TIK Vector Computation
API Prototype
TIK provides plenty of APIs to schedule the compute resources of the Vector Unit. It is significant to properly set the API parameters. The single-input Vector compute APIs and multi-input vector compute APIs show more similarities than differences. The following uses the single-input Vector compute APIs as an example to illustrate the basic API call principles. The function prototype of single-input Vector computing is as follows:
instruction(mask, dst, src, repeat_times, dst_rep_stride, src_rep_stride)
- The mask parameter specifies whether each element is masked in vector computing. The Vector Unit is able to compute up to eight blocks (256 bytes) in parallel. To achieve this, set mask to the maximum value of the corresponding data type. If data to be computed is less than eight blocks, which means the Vector Unit cannot be fully utilized, set mask based on the actual data volume. Note that TIK provides two modes for assigning the value of mask: contiguous mode and bitwise mode. The contiguous mode is easier to control, while the bit-wise mode is more flexible but also more sophisticated.
- Parameters dst and src indicate the destination operand and source operand, respectively. They also specify where Vector Unit's access starts.
- Parameters repeat_times, dst_rep_stride, and src_rep_stride are especially important in compute API calls. In the TIK API of the current version, the Vector Unit reads 256 contiguous bytes for computation each time. To read the complete data for processing, the Vector Unit needs to read the input data in multiple repeat times.
- The repeat_times parameter indicates the number of repeat times needed in a single API call. Since the increase of API calls means increased latency, placing these repeat times in a single API call greatly reduces unnecessary execution overheads and improves the overall execution efficiency. The maximum value of repeat_times is 255 due to the limitations of Ascend AI Processor hardware.
- As shown in Figure 1, src_rep_stride indicates the start address stride (in blocks) between repeat times of the source operand and dst_rep_stride indicates that of the destination operand. The two parameters are collectively referred to as *_rep_stride for convenience in the following description.
Assume that a tensor is defined for both the destination and source operands (which means that the destination and source operands have overlapped addresses), and *_rep_stride is set to 8. In this case, the Vector Unit reads eight contiguous blocks in the first repeat, and reads the next eight contiguous blocks in the second repeat. In this case, the Vector Unit can complete computation of all input data in multiple repeat times. For details, see Contiguous Address Computation.
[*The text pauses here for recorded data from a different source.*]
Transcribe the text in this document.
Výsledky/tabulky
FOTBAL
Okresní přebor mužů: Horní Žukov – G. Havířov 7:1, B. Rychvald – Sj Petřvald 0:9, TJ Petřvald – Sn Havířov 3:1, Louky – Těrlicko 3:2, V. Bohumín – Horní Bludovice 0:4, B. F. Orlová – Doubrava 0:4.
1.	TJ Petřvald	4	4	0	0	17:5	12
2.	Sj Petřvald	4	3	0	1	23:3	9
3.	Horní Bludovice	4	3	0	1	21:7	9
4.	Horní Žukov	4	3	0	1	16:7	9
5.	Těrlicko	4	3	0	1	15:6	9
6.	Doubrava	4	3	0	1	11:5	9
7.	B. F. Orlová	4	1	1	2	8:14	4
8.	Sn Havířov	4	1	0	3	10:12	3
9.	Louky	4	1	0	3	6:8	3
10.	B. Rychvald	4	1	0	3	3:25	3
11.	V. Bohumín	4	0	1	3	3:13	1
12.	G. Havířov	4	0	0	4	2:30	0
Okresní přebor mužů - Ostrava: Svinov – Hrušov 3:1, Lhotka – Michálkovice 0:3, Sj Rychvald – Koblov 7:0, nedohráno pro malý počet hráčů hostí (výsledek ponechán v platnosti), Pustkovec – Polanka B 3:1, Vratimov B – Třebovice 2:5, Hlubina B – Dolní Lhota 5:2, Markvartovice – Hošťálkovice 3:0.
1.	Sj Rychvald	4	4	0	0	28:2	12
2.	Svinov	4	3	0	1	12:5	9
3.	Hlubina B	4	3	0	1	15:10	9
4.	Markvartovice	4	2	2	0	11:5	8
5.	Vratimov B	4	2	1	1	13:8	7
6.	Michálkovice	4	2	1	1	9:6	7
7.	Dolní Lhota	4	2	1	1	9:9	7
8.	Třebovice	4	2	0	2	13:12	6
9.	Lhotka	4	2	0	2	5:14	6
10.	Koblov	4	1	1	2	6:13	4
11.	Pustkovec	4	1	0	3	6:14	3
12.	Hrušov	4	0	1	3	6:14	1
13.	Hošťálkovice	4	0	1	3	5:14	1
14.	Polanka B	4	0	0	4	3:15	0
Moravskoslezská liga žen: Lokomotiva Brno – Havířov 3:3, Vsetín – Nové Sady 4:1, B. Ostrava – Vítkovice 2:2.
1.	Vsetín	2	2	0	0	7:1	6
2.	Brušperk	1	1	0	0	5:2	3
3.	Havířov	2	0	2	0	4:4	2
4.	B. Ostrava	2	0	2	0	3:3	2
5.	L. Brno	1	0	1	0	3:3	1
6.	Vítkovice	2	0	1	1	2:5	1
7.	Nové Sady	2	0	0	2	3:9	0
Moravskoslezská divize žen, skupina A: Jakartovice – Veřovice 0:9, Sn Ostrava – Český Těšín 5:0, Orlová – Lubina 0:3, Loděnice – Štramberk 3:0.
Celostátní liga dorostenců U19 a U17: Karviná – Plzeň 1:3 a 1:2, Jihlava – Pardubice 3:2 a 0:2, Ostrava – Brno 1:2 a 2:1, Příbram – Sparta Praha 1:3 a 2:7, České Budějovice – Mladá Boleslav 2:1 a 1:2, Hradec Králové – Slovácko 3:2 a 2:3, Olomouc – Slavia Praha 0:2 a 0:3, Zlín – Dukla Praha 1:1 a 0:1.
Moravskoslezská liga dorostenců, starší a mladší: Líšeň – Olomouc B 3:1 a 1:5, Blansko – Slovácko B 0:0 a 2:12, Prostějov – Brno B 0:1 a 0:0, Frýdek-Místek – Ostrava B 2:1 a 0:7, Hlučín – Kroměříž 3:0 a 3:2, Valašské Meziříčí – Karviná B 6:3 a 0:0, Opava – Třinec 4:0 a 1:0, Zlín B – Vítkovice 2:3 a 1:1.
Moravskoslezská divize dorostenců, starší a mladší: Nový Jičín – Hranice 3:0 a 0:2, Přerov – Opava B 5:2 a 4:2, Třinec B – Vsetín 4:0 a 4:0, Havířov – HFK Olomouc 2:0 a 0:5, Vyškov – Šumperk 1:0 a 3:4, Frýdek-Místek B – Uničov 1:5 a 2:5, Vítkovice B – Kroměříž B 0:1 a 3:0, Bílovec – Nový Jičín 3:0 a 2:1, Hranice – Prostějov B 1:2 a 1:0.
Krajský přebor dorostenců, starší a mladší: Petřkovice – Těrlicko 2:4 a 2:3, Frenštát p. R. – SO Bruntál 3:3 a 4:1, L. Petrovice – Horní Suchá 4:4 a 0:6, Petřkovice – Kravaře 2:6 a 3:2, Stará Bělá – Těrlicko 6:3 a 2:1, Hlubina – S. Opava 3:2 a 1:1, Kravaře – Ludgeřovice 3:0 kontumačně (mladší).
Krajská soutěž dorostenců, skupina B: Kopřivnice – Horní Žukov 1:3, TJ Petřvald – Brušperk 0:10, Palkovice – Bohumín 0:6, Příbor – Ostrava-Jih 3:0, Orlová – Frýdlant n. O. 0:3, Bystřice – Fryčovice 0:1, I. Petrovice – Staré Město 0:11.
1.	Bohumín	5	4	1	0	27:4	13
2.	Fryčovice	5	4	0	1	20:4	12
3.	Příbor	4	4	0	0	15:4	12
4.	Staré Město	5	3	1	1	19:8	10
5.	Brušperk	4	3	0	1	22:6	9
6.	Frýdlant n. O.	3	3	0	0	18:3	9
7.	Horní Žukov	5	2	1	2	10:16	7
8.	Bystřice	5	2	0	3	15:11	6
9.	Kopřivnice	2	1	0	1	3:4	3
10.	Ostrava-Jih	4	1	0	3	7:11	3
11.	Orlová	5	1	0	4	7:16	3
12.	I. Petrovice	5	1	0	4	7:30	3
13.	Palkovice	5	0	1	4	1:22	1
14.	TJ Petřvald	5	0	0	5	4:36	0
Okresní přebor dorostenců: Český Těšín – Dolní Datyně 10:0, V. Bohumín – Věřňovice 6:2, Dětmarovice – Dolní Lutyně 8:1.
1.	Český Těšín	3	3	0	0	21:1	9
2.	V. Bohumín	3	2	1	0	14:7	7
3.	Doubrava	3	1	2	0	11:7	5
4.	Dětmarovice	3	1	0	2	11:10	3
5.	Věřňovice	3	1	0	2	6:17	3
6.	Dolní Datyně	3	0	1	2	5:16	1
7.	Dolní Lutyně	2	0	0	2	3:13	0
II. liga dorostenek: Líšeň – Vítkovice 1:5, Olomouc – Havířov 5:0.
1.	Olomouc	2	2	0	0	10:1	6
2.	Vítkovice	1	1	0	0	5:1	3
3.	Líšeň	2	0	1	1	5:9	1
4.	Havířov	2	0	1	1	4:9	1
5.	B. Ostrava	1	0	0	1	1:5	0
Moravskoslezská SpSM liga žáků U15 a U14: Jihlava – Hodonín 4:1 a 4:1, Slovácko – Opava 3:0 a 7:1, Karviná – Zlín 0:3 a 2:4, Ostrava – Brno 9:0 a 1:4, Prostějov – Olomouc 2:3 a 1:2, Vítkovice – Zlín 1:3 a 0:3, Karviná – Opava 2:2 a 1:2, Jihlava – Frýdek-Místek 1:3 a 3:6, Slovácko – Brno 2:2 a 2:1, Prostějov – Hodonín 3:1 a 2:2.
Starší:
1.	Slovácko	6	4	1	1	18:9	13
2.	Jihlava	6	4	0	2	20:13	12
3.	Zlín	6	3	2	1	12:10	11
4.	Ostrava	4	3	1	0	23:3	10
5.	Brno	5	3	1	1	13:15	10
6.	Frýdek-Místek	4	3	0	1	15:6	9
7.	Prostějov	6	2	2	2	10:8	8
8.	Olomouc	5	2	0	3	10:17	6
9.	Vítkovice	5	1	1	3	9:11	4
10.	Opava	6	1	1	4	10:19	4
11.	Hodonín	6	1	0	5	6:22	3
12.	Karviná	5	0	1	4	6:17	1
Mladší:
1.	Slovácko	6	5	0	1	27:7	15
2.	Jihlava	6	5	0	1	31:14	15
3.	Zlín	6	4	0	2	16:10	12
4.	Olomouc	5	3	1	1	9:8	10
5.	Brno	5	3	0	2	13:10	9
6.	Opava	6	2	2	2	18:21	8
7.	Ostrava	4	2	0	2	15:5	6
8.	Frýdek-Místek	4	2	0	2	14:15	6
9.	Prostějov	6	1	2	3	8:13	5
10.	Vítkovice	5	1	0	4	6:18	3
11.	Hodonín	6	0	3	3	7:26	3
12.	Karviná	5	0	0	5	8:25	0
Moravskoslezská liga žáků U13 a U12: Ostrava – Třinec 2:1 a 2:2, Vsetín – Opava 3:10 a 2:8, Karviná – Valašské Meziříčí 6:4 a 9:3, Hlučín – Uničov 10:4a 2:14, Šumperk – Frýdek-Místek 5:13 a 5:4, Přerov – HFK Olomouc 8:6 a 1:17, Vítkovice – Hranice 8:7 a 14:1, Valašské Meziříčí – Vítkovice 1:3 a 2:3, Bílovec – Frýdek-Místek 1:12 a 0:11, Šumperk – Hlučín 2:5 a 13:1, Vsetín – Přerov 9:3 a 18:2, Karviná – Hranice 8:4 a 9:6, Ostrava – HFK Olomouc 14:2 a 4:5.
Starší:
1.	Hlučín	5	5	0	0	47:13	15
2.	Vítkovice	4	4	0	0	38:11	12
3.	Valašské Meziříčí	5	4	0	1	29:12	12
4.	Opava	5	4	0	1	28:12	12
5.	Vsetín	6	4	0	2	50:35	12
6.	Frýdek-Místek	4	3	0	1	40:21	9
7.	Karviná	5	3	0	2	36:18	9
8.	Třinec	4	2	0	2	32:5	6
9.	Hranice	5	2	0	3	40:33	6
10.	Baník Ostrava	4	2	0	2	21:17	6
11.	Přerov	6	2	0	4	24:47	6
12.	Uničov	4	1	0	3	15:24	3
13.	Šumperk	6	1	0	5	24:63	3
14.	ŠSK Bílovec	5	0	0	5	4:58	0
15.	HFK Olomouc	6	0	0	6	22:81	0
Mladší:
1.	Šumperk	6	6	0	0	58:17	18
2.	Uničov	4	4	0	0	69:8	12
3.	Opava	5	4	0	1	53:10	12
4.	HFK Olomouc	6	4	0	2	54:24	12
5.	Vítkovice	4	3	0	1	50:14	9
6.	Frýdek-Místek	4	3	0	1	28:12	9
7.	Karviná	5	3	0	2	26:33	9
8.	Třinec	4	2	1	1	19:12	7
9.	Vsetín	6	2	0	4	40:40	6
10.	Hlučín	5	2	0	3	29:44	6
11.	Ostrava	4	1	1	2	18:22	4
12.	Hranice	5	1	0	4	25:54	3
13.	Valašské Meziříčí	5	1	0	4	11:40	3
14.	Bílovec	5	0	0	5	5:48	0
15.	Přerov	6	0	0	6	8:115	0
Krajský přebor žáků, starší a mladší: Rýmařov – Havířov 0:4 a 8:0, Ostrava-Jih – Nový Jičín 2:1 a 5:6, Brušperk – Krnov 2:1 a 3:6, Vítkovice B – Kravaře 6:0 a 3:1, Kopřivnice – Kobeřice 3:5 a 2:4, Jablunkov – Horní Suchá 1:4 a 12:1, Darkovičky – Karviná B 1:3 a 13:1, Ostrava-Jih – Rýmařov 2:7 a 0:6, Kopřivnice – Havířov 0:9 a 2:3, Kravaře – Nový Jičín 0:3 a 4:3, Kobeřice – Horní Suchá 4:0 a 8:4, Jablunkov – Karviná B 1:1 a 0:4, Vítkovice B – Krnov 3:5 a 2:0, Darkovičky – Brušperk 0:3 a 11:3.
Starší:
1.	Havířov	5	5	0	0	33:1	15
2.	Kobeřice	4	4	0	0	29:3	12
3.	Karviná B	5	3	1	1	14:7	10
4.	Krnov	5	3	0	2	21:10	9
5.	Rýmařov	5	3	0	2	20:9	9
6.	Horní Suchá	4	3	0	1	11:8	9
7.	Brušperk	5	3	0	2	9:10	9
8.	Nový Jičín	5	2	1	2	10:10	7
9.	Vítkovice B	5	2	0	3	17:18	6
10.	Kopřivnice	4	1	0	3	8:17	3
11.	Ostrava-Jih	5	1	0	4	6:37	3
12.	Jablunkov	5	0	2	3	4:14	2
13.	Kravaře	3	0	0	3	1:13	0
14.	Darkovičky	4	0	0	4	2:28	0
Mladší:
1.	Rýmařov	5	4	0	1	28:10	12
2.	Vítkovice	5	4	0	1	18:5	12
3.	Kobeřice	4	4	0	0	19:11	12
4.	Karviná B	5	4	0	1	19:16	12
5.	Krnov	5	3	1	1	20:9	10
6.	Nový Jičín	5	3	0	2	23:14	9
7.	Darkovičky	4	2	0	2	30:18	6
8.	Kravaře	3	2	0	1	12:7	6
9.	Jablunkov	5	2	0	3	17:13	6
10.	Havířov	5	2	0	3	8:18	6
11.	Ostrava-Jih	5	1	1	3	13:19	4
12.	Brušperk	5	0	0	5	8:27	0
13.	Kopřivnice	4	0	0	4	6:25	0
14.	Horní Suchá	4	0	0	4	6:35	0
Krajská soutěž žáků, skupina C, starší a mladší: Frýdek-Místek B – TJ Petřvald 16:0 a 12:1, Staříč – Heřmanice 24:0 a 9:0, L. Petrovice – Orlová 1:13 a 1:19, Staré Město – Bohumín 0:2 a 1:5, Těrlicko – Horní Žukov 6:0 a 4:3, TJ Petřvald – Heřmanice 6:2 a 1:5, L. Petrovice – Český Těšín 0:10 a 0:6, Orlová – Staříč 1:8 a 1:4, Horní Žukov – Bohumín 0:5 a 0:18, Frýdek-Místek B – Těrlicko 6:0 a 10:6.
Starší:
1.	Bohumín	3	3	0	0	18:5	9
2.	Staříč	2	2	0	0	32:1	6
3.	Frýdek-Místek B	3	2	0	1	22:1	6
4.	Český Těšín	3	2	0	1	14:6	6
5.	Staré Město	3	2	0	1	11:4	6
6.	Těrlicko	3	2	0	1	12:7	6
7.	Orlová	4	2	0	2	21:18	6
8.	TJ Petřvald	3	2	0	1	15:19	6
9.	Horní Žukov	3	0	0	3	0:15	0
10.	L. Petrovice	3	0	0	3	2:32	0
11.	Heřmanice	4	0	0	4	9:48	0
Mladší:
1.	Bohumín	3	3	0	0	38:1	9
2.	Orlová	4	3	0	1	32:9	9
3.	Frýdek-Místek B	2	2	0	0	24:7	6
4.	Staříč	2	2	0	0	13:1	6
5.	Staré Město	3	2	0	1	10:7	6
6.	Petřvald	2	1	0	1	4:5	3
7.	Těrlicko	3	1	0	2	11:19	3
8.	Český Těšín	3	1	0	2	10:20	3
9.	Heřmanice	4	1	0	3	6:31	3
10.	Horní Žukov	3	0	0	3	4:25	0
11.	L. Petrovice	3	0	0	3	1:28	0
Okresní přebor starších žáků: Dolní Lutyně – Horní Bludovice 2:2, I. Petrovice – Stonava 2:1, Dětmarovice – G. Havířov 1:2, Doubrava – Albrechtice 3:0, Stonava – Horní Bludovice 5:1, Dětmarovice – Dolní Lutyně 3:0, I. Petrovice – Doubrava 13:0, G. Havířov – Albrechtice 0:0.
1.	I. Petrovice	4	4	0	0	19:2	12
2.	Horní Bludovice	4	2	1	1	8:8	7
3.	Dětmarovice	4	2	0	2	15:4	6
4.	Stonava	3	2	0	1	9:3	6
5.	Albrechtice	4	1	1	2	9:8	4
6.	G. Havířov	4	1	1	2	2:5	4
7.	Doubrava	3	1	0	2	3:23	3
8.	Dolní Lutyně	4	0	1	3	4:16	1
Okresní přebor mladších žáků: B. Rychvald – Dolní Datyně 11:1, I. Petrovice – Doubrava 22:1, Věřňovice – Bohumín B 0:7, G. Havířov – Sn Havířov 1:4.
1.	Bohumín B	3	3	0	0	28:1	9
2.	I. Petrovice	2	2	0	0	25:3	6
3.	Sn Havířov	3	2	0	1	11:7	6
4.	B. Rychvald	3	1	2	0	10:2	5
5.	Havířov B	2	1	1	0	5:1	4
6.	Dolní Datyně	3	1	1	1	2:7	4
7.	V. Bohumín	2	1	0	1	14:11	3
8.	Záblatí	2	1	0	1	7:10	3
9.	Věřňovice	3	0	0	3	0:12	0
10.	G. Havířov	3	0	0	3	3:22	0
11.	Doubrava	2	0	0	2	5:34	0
Note that *_rep_stride is assigned with special values in special scenarios.
- When repeat_times > 1 and *_rep_stride > 8 (= 10, for example), the Vector Unit reads data from noncontiguous addresses between adjacent repeat times. See Noncontiguous Address Computation for more information.
- When repeat_times > 1 and *_rep_stride = 0, the first eight blocks are repeatedly read and computed in the vector operation.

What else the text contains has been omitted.